As California's "north vs. south" World Series fades into memory, a state election looms in which Democrats could pull off the first single-party sweep of the state's top seven elected offices in more than half a century.
The two events one social/cultural, one political are calling attention to the demographics of the nation's most economically important and politically influential state. What analysts are finding is that long-held notions of California as a Republican-leaning megastate, split roughly in two between a liberal north and a conservative south, are morphing like the Anaheim Angels' computer-generated "rally Monkey."

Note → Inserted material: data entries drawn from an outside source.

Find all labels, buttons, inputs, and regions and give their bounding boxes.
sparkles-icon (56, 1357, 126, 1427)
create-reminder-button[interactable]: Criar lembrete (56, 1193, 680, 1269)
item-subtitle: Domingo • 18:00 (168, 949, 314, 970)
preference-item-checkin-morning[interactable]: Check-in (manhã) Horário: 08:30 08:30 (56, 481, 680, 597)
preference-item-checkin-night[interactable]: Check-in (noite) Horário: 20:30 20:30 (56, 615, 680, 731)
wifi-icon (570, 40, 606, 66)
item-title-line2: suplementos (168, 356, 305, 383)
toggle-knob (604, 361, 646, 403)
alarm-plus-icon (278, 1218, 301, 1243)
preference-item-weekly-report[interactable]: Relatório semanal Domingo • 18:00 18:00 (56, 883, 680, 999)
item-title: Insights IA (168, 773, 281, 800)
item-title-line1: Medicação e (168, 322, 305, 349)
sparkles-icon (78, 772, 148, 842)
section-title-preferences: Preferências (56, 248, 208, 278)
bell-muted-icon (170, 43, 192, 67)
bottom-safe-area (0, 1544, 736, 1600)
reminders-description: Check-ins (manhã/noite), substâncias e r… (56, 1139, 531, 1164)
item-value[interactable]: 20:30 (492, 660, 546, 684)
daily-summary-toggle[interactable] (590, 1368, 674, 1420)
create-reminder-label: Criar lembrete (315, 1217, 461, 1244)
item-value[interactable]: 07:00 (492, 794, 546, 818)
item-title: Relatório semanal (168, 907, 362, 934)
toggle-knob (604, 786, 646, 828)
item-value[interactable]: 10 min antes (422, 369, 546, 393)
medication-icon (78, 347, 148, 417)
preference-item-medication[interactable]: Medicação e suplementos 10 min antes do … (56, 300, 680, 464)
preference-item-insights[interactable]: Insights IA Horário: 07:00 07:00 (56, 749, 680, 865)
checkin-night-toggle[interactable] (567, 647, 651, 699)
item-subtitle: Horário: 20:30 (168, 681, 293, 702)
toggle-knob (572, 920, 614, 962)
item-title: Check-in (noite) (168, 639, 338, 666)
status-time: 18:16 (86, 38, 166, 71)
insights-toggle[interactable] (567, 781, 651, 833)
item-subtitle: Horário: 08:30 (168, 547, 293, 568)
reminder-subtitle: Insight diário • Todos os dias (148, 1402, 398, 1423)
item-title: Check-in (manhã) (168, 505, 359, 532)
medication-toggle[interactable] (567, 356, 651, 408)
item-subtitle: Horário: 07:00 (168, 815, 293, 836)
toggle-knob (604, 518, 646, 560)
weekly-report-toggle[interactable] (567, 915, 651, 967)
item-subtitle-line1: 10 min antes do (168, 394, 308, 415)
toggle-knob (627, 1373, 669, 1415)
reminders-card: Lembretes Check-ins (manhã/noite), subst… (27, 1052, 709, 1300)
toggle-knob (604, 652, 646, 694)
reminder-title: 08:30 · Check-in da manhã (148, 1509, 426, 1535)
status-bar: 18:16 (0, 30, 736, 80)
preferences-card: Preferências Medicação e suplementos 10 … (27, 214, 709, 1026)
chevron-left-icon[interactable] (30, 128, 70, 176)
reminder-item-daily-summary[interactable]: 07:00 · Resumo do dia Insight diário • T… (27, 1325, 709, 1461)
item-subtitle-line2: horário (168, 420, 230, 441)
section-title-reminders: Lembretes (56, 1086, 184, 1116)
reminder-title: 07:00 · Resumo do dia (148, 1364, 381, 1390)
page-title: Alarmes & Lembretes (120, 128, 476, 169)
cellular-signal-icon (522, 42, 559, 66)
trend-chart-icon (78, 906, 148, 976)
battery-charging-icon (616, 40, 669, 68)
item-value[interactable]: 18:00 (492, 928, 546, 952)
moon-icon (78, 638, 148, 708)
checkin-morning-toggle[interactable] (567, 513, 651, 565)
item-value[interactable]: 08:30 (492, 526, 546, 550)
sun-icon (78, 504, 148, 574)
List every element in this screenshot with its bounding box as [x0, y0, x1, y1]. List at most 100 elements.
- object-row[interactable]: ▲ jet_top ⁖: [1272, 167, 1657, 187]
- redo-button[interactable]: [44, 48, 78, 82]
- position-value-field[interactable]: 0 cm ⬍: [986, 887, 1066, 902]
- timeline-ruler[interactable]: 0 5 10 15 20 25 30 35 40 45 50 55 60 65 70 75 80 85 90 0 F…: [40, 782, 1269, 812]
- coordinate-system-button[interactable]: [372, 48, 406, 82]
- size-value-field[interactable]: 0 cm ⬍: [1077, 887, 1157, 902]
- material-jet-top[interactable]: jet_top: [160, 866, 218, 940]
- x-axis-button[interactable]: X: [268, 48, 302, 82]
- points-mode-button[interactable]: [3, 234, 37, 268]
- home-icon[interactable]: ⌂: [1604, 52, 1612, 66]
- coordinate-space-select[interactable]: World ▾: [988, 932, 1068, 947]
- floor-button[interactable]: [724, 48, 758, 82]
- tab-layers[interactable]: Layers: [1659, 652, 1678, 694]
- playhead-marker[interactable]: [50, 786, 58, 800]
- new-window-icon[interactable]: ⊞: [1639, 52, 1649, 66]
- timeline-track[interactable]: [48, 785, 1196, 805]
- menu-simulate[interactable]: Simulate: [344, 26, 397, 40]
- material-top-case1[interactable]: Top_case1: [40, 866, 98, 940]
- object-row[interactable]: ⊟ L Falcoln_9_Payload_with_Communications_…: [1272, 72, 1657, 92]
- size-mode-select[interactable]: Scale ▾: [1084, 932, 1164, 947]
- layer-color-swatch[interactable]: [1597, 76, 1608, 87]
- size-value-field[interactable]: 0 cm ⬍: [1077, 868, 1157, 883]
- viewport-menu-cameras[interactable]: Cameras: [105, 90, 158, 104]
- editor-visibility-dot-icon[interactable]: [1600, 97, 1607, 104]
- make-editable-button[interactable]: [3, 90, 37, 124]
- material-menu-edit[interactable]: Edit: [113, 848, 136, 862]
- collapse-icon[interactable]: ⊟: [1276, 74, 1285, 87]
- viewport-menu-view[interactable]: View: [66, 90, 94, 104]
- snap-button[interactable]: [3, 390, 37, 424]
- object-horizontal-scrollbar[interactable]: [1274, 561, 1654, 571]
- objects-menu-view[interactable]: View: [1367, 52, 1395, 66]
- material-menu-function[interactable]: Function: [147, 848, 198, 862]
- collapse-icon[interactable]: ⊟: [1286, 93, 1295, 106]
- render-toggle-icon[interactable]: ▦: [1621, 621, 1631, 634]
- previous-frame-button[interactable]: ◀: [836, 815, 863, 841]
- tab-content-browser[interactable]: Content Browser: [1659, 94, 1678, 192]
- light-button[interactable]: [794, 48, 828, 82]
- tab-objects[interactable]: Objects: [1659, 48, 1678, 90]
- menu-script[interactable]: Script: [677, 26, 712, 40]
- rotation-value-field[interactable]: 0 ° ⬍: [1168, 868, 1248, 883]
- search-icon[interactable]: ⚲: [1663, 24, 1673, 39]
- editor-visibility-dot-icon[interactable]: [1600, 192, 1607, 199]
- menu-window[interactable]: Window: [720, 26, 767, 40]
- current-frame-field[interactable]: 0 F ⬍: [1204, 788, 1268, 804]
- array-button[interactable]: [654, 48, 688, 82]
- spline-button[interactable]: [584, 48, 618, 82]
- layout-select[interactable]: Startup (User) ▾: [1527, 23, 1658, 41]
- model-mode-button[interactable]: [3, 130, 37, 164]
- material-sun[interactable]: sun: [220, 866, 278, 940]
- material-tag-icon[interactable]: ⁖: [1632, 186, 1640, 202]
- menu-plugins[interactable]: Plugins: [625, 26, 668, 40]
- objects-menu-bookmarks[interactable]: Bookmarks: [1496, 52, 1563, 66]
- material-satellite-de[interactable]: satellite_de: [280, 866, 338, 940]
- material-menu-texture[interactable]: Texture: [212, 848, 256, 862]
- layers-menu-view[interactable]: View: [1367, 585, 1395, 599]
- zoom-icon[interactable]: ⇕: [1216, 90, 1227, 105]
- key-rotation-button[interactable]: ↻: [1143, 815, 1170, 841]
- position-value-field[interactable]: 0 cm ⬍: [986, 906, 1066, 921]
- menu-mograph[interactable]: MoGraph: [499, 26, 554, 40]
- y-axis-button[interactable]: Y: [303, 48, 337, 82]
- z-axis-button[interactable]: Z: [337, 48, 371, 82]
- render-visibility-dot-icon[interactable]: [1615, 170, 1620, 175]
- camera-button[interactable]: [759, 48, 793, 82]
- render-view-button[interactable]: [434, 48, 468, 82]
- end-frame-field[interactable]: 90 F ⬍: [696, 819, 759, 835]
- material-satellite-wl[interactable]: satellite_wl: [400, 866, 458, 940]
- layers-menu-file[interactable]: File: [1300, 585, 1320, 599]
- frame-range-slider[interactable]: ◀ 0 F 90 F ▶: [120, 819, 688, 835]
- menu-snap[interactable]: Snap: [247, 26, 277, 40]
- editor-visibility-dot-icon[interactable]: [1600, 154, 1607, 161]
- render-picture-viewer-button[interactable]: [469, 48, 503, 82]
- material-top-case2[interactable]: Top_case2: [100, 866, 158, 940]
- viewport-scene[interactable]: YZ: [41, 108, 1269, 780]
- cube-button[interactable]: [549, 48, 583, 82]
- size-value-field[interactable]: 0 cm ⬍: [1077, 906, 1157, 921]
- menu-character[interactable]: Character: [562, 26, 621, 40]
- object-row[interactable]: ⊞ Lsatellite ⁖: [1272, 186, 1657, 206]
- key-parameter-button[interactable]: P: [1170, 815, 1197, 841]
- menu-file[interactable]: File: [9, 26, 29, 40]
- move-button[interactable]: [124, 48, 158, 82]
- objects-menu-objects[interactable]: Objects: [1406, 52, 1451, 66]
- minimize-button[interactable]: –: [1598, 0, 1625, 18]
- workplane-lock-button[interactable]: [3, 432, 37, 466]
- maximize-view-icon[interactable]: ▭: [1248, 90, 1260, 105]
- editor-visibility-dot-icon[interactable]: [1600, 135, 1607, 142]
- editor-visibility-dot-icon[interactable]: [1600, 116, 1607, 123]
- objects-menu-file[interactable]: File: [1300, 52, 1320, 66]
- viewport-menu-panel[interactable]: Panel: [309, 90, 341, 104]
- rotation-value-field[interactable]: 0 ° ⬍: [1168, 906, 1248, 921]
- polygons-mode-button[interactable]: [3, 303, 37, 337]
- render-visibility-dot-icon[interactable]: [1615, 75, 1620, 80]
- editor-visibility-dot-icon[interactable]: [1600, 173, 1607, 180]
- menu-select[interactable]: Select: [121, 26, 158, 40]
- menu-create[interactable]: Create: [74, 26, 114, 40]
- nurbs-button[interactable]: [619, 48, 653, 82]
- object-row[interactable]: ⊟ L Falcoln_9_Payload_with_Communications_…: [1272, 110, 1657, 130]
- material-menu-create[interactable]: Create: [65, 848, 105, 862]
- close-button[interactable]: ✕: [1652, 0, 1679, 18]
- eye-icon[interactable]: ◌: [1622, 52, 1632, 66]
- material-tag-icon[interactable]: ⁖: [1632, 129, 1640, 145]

The more accurate new paradigm, experts say, is a map cutting east-west like a banana split, with a strongly Democratic coastal zone facing off against an increasingly Republican east.
The shift carries significant long-term implications for California's politics, its clout in Washington, and its social identity.
"The changes within California from essentially a north-south paradigm to an east-west paradigm hold the keys to how politicians of all stripes must recast their strategies to appeal to the state's jackpot of voters," says Mark Baldassare, director of the California Public Policy Institute.
Demographics have been moving slowly in this direction for a decade, he says. But they have only recently begun to shatter old notions that are reinforced by visible, but essentially shallow, rivalries such as sports loyalties.
The causes include steady and gradual shifts: the rise of Hispanic and Asian middle classes, the repopulating of San Joaquin Valley by commuters, and the loss of half a million defense/aerospace jobs in Southern California in the early 1990s.
Most important, analysts say, is the quest for middle-class housing by young, mainly white families who have been priced out of homes in Orange, Los Angeles, and San Francisco counties, as well as posh communities in Santa Barbara, San Diego, Monterey, and Marin counties.
The search for lower-cost housing has taken hundreds of thousands of families inland both to the vast Central Valley and to the so-called "inland empire" of San Bernardino, east of Los Angeles.
Agricultural communities that long voted Democratic are seeing influxes of families with a conservative bent, turning the map of California into its own clone of the Bush-Gore presidential race with its rural-urban, churchgoing-secular distinctions.
"Every good political consultant worth his salt is rethinking the way politics must be played in this state," says Dan Schnur, a Republican strategist.
Consider the contrast between the presidential-race outcomes in 2000 and 1968: Two years ago, Democrat Al Gore carried 20 of the state's 58 counties almost all of them touching the Pacific Ocean (or San Francisco Bay), crushing Republican George Bush statewide by a vote of 53 percent to 41 percent. In 1968, Democrat Hubert Humphrey won 21 of 58 counties all but three north of San Jose, losing the state by 3 points to Richard Nixon.
That change for national candidates is also reflected in the state legislature and congressional districts. Republicans, who held about half of San Francisco area legislative seats 20 years ago, now hold just one seat there a seat that could shift to Democrats next week.
In the same way, Democrats in the 1970s held all of the Central Valley's congressional districts but now have 3 of 10, which could drop to two this fall.
In the governor's race, too, Republican Bill Simon leads inland, while Democrat Gray Davis has a wide lead in coastal, metro areas.
"Now, the GOP must overcome a much greater Democrat surplus in the metro counties. And given the new political geography, they can only do this by turning out the inland county vote and wooing middle-class Latinos," says Alan Heslop, a demographer at Claremont McKenna College in Claremont, Calif.
To explain the new shift to out-of-state residents, experts use the coastal range of mountains as a convenient geographic dividing line. Coastal cities are increasingly dominated by those more inclined to a host of liberal issues from the environment to education. San Francisco, long a Democratic stronghold, is now even more so with Republicans making up 13 percent of voters, versus 29 percent in 1970.
Inland Riverside county, by contrast, is 35 percent Democratic today, down from 50 percent in 1970, and virtually all elected offices are held by Republicans.
For now, the big question marks are which party will go after new voters more vigorously, especially independent "swing" voters and Latinos, who are projected to be the state's largest ethnic group by 2014.
"The Democrats are appealing to Independent voters, and the Republicans are in trouble because their ideas don't mesh with these key swing voters on guns, environment, abortion," says Sherry Jeffe, an analyst at the University of Southern California. "That's why Simon is in trouble."
The new dynamic promises to insure that the state continues as an incubation spot for a host of policy and citizen initiatives.
"The US national government as a whole is more controlled by the thin, marginal advantage of inland, conservative, rural types right now, while California is controlled by its liberal coast," says Bruce Cain, political scientist at University of California, Berkeley. "That means the country's largest state will continue to stand out from the rest on issues from the Iraqi war to social policies."
But he and others caution against rewriting the new paradigm in permanent ink. Water issues are likely to reignite in the next few years, analysts say, which could reinforce the old north-south rivalry.